The concept of a three-dimensional plane can be compared to a flat sheet of paper floating in space. In this context, the function given, \( f(x, y) = 10 - 4x - 5y \), represents a flat surface within a three-dimensional coordinate space. Instead of relying solely on \(x\) and \(y\), this function introduces a third dimension, \(z = f(x,y)\), to create depth.
This plane is defined by constants \(-4\) and \(-5\), which dictate the slope's steepness in the \(x\) and \(y\) directions. No matter where you are on this surface, the slope remains consistent, unlike curved surfaces in three-dimensional space. The function therefore describes a perfectly straight, endless sheet.
Understanding this flatness is crucial, as it indicates that any section of this plane between levels can be assembled by parallel lines. Imagining this plane helps you visualize how such surfaces function and interact with the axes.

Level curves are a helpful tool to showcase changes in height within a three-dimensional graph. These are lines within the \(xy\)-plane that show where the function \( f(x, y) \) is constant. By setting the function equal to a constant, \( f(x, y) = k \), we obtain equations like \(4x + 5y = 10 - k\). Each substitution of \(k\) results in a different line representative of altitude on the graph.
These lines present a unique way to solve real-world problems by imagining slices through the 3D shape at constant heights. When multiple level curves are plotted, they provide a preview of the changes in elevation across the surface. Visualizing a series of these helps clarify how the surface looks between values and can show the gradient or slope of the plane.
Selecting various values for \(k\) lets you understand how these cuts allow visualization of different heights and slopes of the three-dimensional plane.

Intercepts are points where the plane intersects the axes, helping us anchor and understand the orientation of the plane in three-dimensional space. For the function \( f(x, y) = 10 - 4x - 5y \), we identify these by setting either variable to zero and solving for the others.
When both \(x = 0\) and \(y = 0\), \( f(0, 0) \) equals 10, providing the \(z\)-intercept. This is where the plane crosses the \(z\)-axis.

• To find the \(x\)-intercept, set \(y = 0\). This results in \(x = 2.5\).
• For the \(y\)-intercept, set \(x = 0\) to find \(y = 2\).

These intercepts form essential points needed to plot the plane in the three-dimensional space. They grant insight into specific locations where the surface meets or crosses axes, giving practical starting points for graphical representation.

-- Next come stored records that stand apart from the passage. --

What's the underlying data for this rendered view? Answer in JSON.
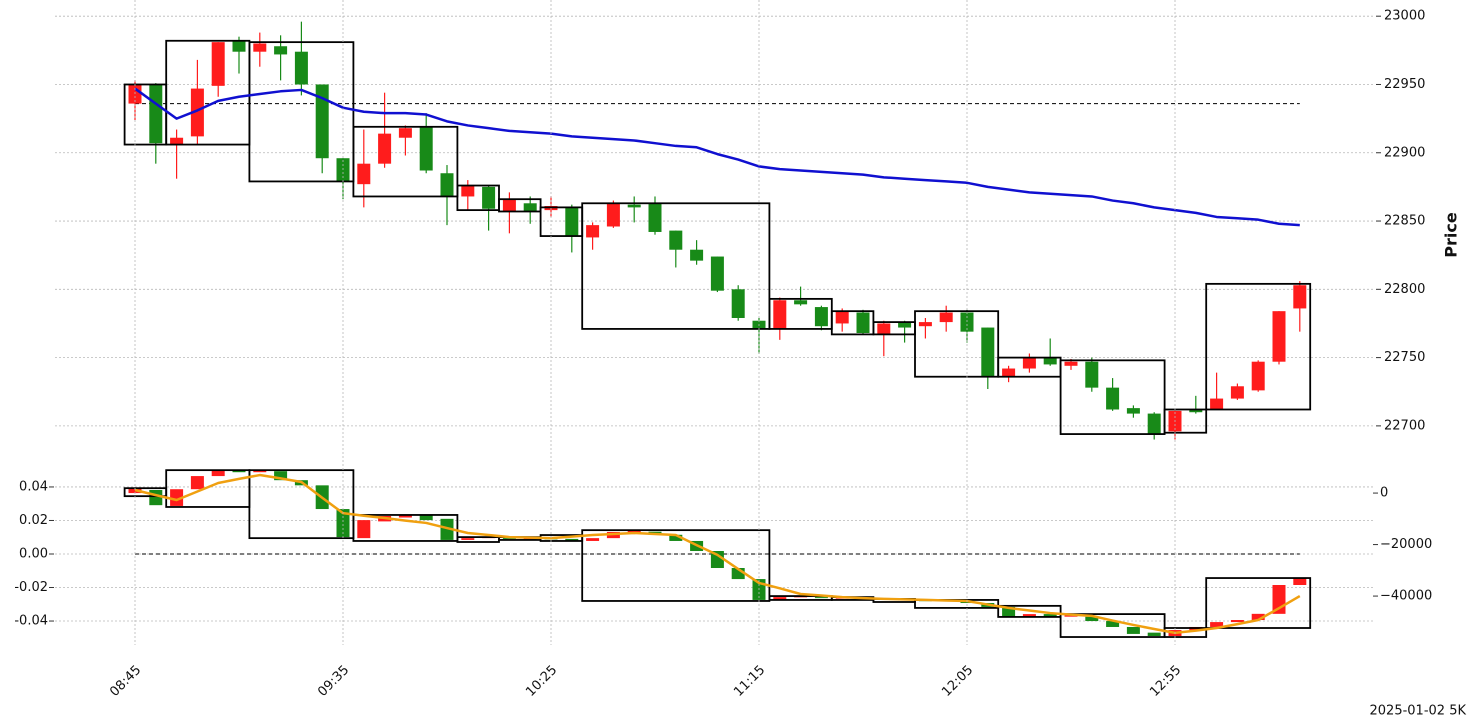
{
  "chart_data": [
    {
      "type": "candlestick",
      "ylabel": "Price",
      "open": [
        22936,
        22950,
        22906,
        22912,
        22949,
        22982,
        22974,
        22978,
        22974,
        22950,
        22896,
        22877,
        22892,
        22911,
        22919,
        22885,
        22868,
        22875,
        22857,
        22863,
        22858,
        22860,
        22838,
        22846,
        22862,
        22863,
        22843,
        22829,
        22824,
        22800,
        22777,
        22771,
        22792,
        22787,
        22775,
        22783,
        22767,
        22776,
        22773,
        22776,
        22783,
        22772,
        22736,
        22742,
        22750,
        22744,
        22747,
        22728,
        22713,
        22709,
        22696,
        22712,
        22712,
        22720,
        22726,
        22747,
        22786
      ],
      "high": [
        22953,
        22951,
        22917,
        22968,
        22981,
        22985,
        22988,
        22986,
        22996,
        22950,
        22896,
        22917,
        22944,
        22920,
        22929,
        22891,
        22880,
        22876,
        22871,
        22868,
        22868,
        22862,
        22849,
        22865,
        22868,
        22868,
        22843,
        22836,
        22824,
        22803,
        22779,
        22794,
        22802,
        22788,
        22786,
        22785,
        22777,
        22777,
        22779,
        22788,
        22785,
        22772,
        22744,
        22753,
        22764,
        22749,
        22750,
        22735,
        22715,
        22710,
        22711,
        22722,
        22739,
        22731,
        22748,
        22784,
        22806
      ],
      "low": [
        22924,
        22892,
        22881,
        22906,
        22941,
        22958,
        22963,
        22953,
        22942,
        22885,
        22866,
        22860,
        22889,
        22898,
        22885,
        22847,
        22858,
        22843,
        22841,
        22848,
        22853,
        22827,
        22829,
        22845,
        22849,
        22840,
        22816,
        22818,
        22798,
        22777,
        22753,
        22763,
        22788,
        22770,
        22769,
        22767,
        22751,
        22761,
        22764,
        22769,
        22761,
        22727,
        22732,
        22739,
        22744,
        22741,
        22725,
        22711,
        22706,
        22690,
        22690,
        22709,
        22712,
        22719,
        22725,
        22745,
        22769
      ],
      "close": [
        22950,
        22907,
        22911,
        22947,
        22981,
        22974,
        22980,
        22972,
        22950,
        22896,
        22879,
        22892,
        22914,
        22918,
        22887,
        22868,
        22876,
        22859,
        22866,
        22857,
        22861,
        22839,
        22847,
        22863,
        22860,
        22842,
        22829,
        22821,
        22799,
        22779,
        22771,
        22792,
        22789,
        22773,
        22784,
        22768,
        22775,
        22772,
        22776,
        22783,
        22769,
        22736,
        22742,
        22750,
        22745,
        22747,
        22728,
        22712,
        22709,
        22694,
        22711,
        22710,
        22720,
        22729,
        22747,
        22784,
        22803
      ],
      "up_color": "#ff1c1c",
      "down_color": "#188a18",
      "line": {
        "color": "#1010d0",
        "values": [
          22947,
          22936,
          22925,
          22931,
          22938,
          22941,
          22943,
          22945,
          22946,
          22940,
          22933,
          22930,
          22929,
          22929,
          22928,
          22923,
          22920,
          22918,
          22916,
          22915,
          22914,
          22912,
          22911,
          22910,
          22909,
          22907,
          22905,
          22904,
          22899,
          22895,
          22890,
          22888,
          22887,
          22886,
          22885,
          22884,
          22882,
          22881,
          22880,
          22879,
          22878,
          22875,
          22873,
          22871,
          22870,
          22869,
          22868,
          22865,
          22863,
          22860,
          22858,
          22856,
          22853,
          22852,
          22851,
          22848,
          22847
        ]
      },
      "hline": 22936,
      "boxes": [
        {
          "start": 0,
          "end": 1,
          "low": 22906,
          "high": 22950
        },
        {
          "start": 2,
          "end": 5,
          "low": 22906,
          "high": 22982
        },
        {
          "start": 6,
          "end": 10,
          "low": 22879,
          "high": 22981
        },
        {
          "start": 11,
          "end": 15,
          "low": 22868,
          "high": 22919
        },
        {
          "start": 16,
          "end": 17,
          "low": 22858,
          "high": 22876
        },
        {
          "start": 18,
          "end": 19,
          "low": 22857,
          "high": 22866
        },
        {
          "start": 20,
          "end": 21,
          "low": 22839,
          "high": 22860
        },
        {
          "start": 22,
          "end": 30,
          "low": 22771,
          "high": 22863
        },
        {
          "start": 31,
          "end": 33,
          "low": 22771,
          "high": 22793
        },
        {
          "start": 34,
          "end": 35,
          "low": 22767,
          "high": 22784
        },
        {
          "start": 36,
          "end": 37,
          "low": 22767,
          "high": 22776
        },
        {
          "start": 38,
          "end": 41,
          "low": 22736,
          "high": 22784
        },
        {
          "start": 42,
          "end": 44,
          "low": 22736,
          "high": 22750
        },
        {
          "start": 45,
          "end": 49,
          "low": 22694,
          "high": 22748
        },
        {
          "start": 50,
          "end": 51,
          "low": 22695,
          "high": 22712
        },
        {
          "start": 52,
          "end": 56,
          "low": 22712,
          "high": 22804
        }
      ],
      "ylim": [
        22686,
        23006
      ],
      "yticks": [
        22700,
        22750,
        22800,
        22850,
        22900,
        22950,
        23000
      ],
      "grid": true
    },
    {
      "type": "candlestick",
      "categories": [
        "08:45",
        null,
        null,
        null,
        null,
        null,
        null,
        null,
        null,
        null,
        "09:35",
        null,
        null,
        null,
        null,
        null,
        null,
        null,
        null,
        null,
        "10:25",
        null,
        null,
        null,
        null,
        null,
        null,
        null,
        null,
        null,
        "11:15",
        null,
        null,
        null,
        null,
        null,
        null,
        null,
        null,
        null,
        "12:05",
        null,
        null,
        null,
        null,
        null,
        null,
        null,
        null,
        null,
        "12:55",
        null,
        null,
        null,
        null,
        null,
        null
      ],
      "axis": "y2",
      "open": [
        0,
        1200,
        -5000,
        1500,
        6600,
        8900,
        8100,
        8500,
        5000,
        3000,
        -6200,
        -17500,
        -11000,
        -9500,
        -8500,
        -10000,
        -18200,
        -17500,
        -17200,
        -17800,
        -17500,
        -17800,
        -18600,
        -17500,
        -15500,
        -15000,
        -16200,
        -18600,
        -22500,
        -29100,
        -33400,
        -41500,
        -40500,
        -40400,
        -40800,
        -40700,
        -41000,
        -41300,
        -41600,
        -41800,
        -41500,
        -42700,
        -44200,
        -48100,
        -47000,
        -48000,
        -48000,
        -49700,
        -52000,
        -54200,
        -55500,
        -53200,
        -52000,
        -50100,
        -49300,
        -46900,
        -35700
      ],
      "close": [
        1900,
        -4700,
        1500,
        6600,
        8900,
        8100,
        8900,
        5000,
        3000,
        -6200,
        -17100,
        -10500,
        -8900,
        -8500,
        -10500,
        -18200,
        -17500,
        -17000,
        -17800,
        -17500,
        -18000,
        -18600,
        -17500,
        -15100,
        -14700,
        -16200,
        -18600,
        -22500,
        -29100,
        -33400,
        -41500,
        -40400,
        -40000,
        -40800,
        -40600,
        -41000,
        -41300,
        -41600,
        -41800,
        -41500,
        -42700,
        -44200,
        -48100,
        -47000,
        -48000,
        -47500,
        -49700,
        -52000,
        -54700,
        -55500,
        -53200,
        -52000,
        -50100,
        -49300,
        -46900,
        -35700,
        -33000
      ],
      "up_color": "#ff1c1c",
      "down_color": "#188a18",
      "line": {
        "color": "#f0a010",
        "values": [
          1200,
          -800,
          -2700,
          600,
          3900,
          5500,
          7000,
          5700,
          4300,
          -1800,
          -7800,
          -8800,
          -9700,
          -10700,
          -11600,
          -13600,
          -15500,
          -16300,
          -17100,
          -17300,
          -17500,
          -16900,
          -16300,
          -15900,
          -15500,
          -15900,
          -16300,
          -20200,
          -24000,
          -29500,
          -34900,
          -37000,
          -39200,
          -39800,
          -40400,
          -40800,
          -41100,
          -41300,
          -41500,
          -41700,
          -41900,
          -43300,
          -44600,
          -45600,
          -46600,
          -47200,
          -47700,
          -49500,
          -51200,
          -52800,
          -54300,
          -53400,
          -52400,
          -50900,
          -49300,
          -44700,
          -40000
        ]
      },
      "hline": 0,
      "boxes": [
        {
          "start": 0,
          "end": 1,
          "low": -1200,
          "high": 1900
        },
        {
          "start": 2,
          "end": 5,
          "low": -5400,
          "high": 8900
        },
        {
          "start": 6,
          "end": 10,
          "low": -17500,
          "high": 8900
        },
        {
          "start": 11,
          "end": 15,
          "low": -18600,
          "high": -8500
        },
        {
          "start": 16,
          "end": 17,
          "low": -19000,
          "high": -17100
        },
        {
          "start": 18,
          "end": 19,
          "low": -18200,
          "high": -17100
        },
        {
          "start": 20,
          "end": 21,
          "low": -18600,
          "high": -16300
        },
        {
          "start": 22,
          "end": 30,
          "low": -41900,
          "high": -14400
        },
        {
          "start": 31,
          "end": 33,
          "low": -41500,
          "high": -40000
        },
        {
          "start": 34,
          "end": 35,
          "low": -41500,
          "high": -40400
        },
        {
          "start": 36,
          "end": 37,
          "low": -42300,
          "high": -41100
        },
        {
          "start": 38,
          "end": 41,
          "low": -44600,
          "high": -41500
        },
        {
          "start": 42,
          "end": 44,
          "low": -48100,
          "high": -43800
        },
        {
          "start": 45,
          "end": 49,
          "low": -55900,
          "high": -47000
        },
        {
          "start": 50,
          "end": 51,
          "low": -55900,
          "high": -52400
        },
        {
          "start": 52,
          "end": 56,
          "low": -52400,
          "high": -33000
        }
      ],
      "ylim": [
        -0.0543,
        0.0531
      ],
      "yticks": [
        -0.04,
        -0.02,
        {
          "value": 0,
          "label": "0.00"
        },
        0.02,
        0.04
      ],
      "y2lim": [
        -59000,
        10900
      ],
      "y2ticks": [
        {
          "value": -40000,
          "label": "−40000"
        },
        {
          "value": -20000,
          "label": "−20000"
        },
        0
      ],
      "grid": true
    }
  ],
  "footer": "2025-01-02 5K"
}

In order to graph a function like \( f(x, y) = 10 - 4x - 5y \), a combination of intercepts and level curves comes into play. First, establish the intercepts; these provide boundary points helpful in sketching the plane.
Then, utilize level curves by setting \(k\) values to distinct numbers and drawing these curves on the \(xy\)-plane. Consider the lines such as \(4x + 5y = 10, \;\) \(4x + 5y = 5, \) and \(4x + 5y = 0\). These straight lines allow students to grasp plane orientation and gradient.
Finally, bring together all this data to visualize the 3D graph. By locating points from intercepts and learning the plane's slope from curves, sketching an accurate three-dimensional representation of the function becomes possible. Thus, graphs serve as a straightforward way to comprehend three-dimensional functions and enrich learning by making the visual component simple to digest.